纠结了一下午啊!!!超时啊!!!我用WS的方法测了好久又测了下我的时间复杂度!!!感觉应该就卡在数据的最后一组啊!!!!
在UVA wa了啊!!!说明UVA 机器比POJ快啊!!!
思路:求蘸牛奶的最大面积,也就是半平面交后中间区域最小,所以只需要求得半平面交中间的最小区域即可。这个实现需要DFS枚举哈。

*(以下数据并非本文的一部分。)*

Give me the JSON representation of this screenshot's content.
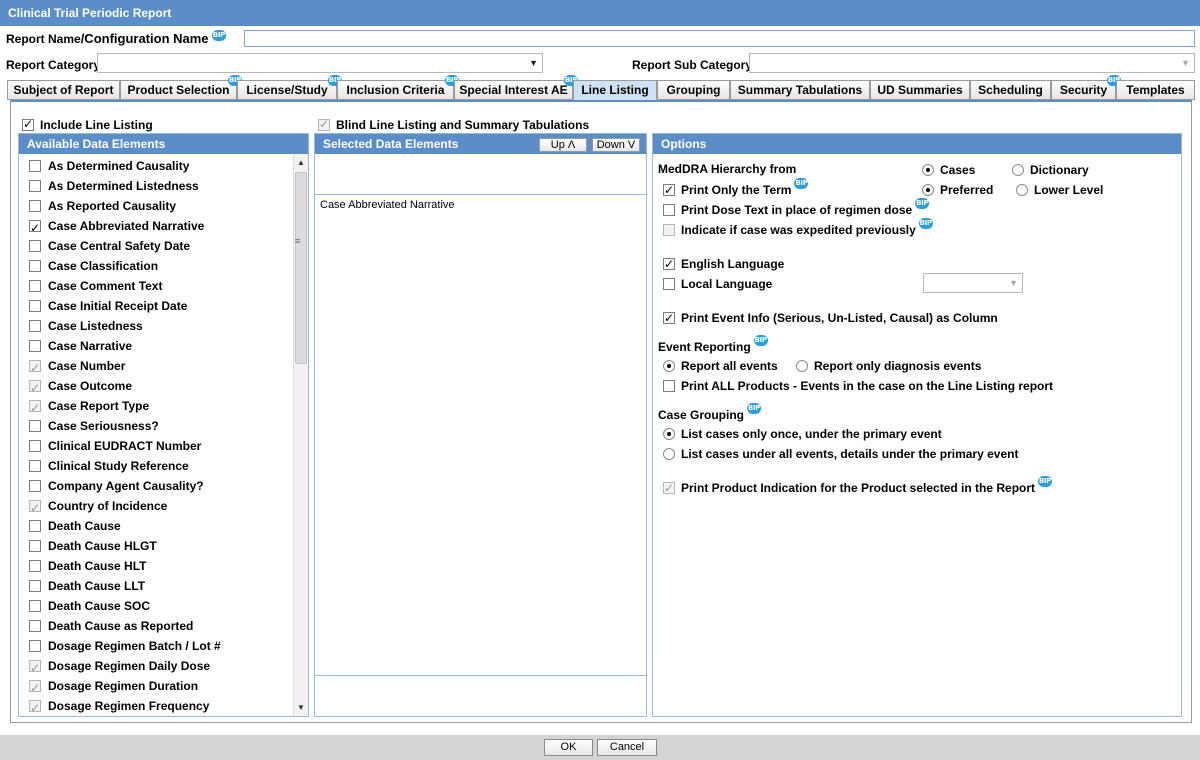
{
  "window": {
    "title": "Clinical Trial Periodic Report"
  },
  "header": {
    "report_name_label": "Report Name",
    "config_name_label": "/Configuration Name",
    "report_category_label": "Report Category",
    "report_sub_category_label": "Report Sub Category"
  },
  "tabs": [
    {
      "label": "Subject of Report",
      "bip": false
    },
    {
      "label": "Product Selection",
      "bip": true
    },
    {
      "label": "License/Study",
      "bip": true
    },
    {
      "label": "Inclusion Criteria",
      "bip": true
    },
    {
      "label": "Special Interest AE",
      "bip": true
    },
    {
      "label": "Line Listing",
      "bip": false,
      "active": true
    },
    {
      "label": "Grouping",
      "bip": false
    },
    {
      "label": "Summary Tabulations",
      "bip": false
    },
    {
      "label": "UD Summaries",
      "bip": false
    },
    {
      "label": "Scheduling",
      "bip": false
    },
    {
      "label": "Security",
      "bip": true
    },
    {
      "label": "Templates",
      "bip": false
    }
  ],
  "bip_icon_text": "BIP",
  "include_line_listing": {
    "label": "Include Line Listing",
    "checked": true
  },
  "blind_line_listing": {
    "label": "Blind Line Listing and Summary Tabulations",
    "checked": true,
    "disabled": true
  },
  "available": {
    "title": "Available Data Elements",
    "items": [
      {
        "label": "As Determined Causality",
        "state": "off"
      },
      {
        "label": "As Determined Listedness",
        "state": "off"
      },
      {
        "label": "As Reported Causality",
        "state": "off"
      },
      {
        "label": "Case Abbreviated Narrative",
        "state": "on"
      },
      {
        "label": "Case Central Safety Date",
        "state": "off"
      },
      {
        "label": "Case Classification",
        "state": "off"
      },
      {
        "label": "Case Comment Text",
        "state": "off"
      },
      {
        "label": "Case Initial Receipt Date",
        "state": "off"
      },
      {
        "label": "Case Listedness",
        "state": "off"
      },
      {
        "label": "Case Narrative",
        "state": "off"
      },
      {
        "label": "Case Number",
        "state": "dis-on"
      },
      {
        "label": "Case Outcome",
        "state": "dis-on"
      },
      {
        "label": "Case Report Type",
        "state": "dis-on"
      },
      {
        "label": "Case Seriousness?",
        "state": "off"
      },
      {
        "label": "Clinical EUDRACT Number",
        "state": "off"
      },
      {
        "label": "Clinical Study Reference",
        "state": "off"
      },
      {
        "label": "Company Agent Causality?",
        "state": "off"
      },
      {
        "label": "Country of Incidence",
        "state": "dis-on"
      },
      {
        "label": "Death Cause",
        "state": "off"
      },
      {
        "label": "Death Cause HLGT",
        "state": "off"
      },
      {
        "label": "Death Cause HLT",
        "state": "off"
      },
      {
        "label": "Death Cause LLT",
        "state": "off"
      },
      {
        "label": "Death Cause SOC",
        "state": "off"
      },
      {
        "label": "Death Cause as Reported",
        "state": "off"
      },
      {
        "label": "Dosage Regimen Batch / Lot #",
        "state": "off"
      },
      {
        "label": "Dosage Regimen Daily Dose",
        "state": "dis-on"
      },
      {
        "label": "Dosage Regimen Duration",
        "state": "dis-on"
      },
      {
        "label": "Dosage Regimen Frequency",
        "state": "dis-on"
      }
    ]
  },
  "selected": {
    "title": "Selected Data Elements",
    "up_label": "Up Λ",
    "down_label": "Down V",
    "items": [
      "Case Abbreviated Narrative"
    ]
  },
  "options": {
    "title": "Options",
    "meddra_label": "MedDRA Hierarchy from",
    "meddra_cases": "Cases",
    "meddra_dictionary": "Dictionary",
    "meddra_preferred": "Preferred",
    "meddra_lower": "Lower Level",
    "print_only_term": "Print Only the Term",
    "print_dose_text": "Print Dose Text in place of regimen dose",
    "indicate_expedited": "Indicate if case was expedited previously",
    "english_language": "English Language",
    "local_language": "Local Language",
    "print_event_info": "Print Event Info (Serious, Un-Listed, Causal) as Column",
    "event_reporting_label": "Event Reporting",
    "report_all_events": "Report all events",
    "report_only_diagnosis": "Report only diagnosis events",
    "print_all_products": "Print ALL Products - Events in the case on the Line Listing report",
    "case_grouping_label": "Case Grouping",
    "list_once": "List cases only once, under the primary event",
    "list_all": "List cases under all events, details under the primary event",
    "print_product_indication": "Print Product Indication for the Product selected in the Report"
  },
  "footer": {
    "ok_label": "OK",
    "cancel_label": "Cancel"
  }
}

一直TLE,后来看网上的还是不知道从哪入手。后来想起一种优化方法,因为里面的边是平行的,所以如果选择里面的边,那么外面的那个边就不需要了(因为会在排序后删掉的),那么直接覆盖那条边就行了,还省点时间。这么一弄,居然WA了 = = 后来发现个很2的错误,输入放在输出前了 T T 。。。输出0.00后直接continue了 = = 改掉后AC。
两个代码都是DFS的差异,一个是查找到一条边就加入然后到k条后求面积。另一种是把DFS方案全部列出来,然后再纠结 = =。。。

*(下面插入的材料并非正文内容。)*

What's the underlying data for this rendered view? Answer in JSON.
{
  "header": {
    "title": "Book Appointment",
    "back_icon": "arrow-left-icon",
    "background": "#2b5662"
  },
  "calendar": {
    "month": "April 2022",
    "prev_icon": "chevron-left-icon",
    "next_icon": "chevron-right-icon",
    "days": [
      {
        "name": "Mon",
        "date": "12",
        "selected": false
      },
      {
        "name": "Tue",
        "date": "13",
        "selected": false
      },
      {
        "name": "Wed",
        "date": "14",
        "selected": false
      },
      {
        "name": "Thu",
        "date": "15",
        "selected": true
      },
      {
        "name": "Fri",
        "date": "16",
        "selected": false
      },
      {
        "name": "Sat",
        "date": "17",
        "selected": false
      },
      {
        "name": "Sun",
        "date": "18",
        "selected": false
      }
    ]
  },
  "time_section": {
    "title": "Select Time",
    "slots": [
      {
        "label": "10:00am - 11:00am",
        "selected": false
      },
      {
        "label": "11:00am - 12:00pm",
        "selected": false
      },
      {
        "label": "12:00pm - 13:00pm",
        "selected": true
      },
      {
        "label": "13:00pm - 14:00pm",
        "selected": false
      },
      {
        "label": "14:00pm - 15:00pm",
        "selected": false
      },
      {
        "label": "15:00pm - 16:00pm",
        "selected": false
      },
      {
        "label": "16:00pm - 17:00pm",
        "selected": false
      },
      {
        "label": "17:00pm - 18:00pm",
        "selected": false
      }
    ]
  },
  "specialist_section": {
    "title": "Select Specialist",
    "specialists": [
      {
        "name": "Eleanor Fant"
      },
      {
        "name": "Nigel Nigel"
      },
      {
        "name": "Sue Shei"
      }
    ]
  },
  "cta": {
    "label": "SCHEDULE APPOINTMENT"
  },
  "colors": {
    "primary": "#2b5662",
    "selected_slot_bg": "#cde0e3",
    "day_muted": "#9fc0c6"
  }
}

第一种快点,因为如果找到面积为0的我就直接return了。而且,如果剩下可选的元素比需要选的元素个数少,也return了。不过最少还600+MS.。。。T T.。。
P.S. 我怀疑过unique的删除,因为如果用半平面交的话,第一次删除斜率相等的点的话,应该留下最左边的(我定义最左边为有效方向)。那么我怕unique乱删。不过刚才测试了下,unique删的都是第一个元素,那么我就放心了。
P.S. 刚查了下unique的内部实现,确实是保留第一个元素,呵呵。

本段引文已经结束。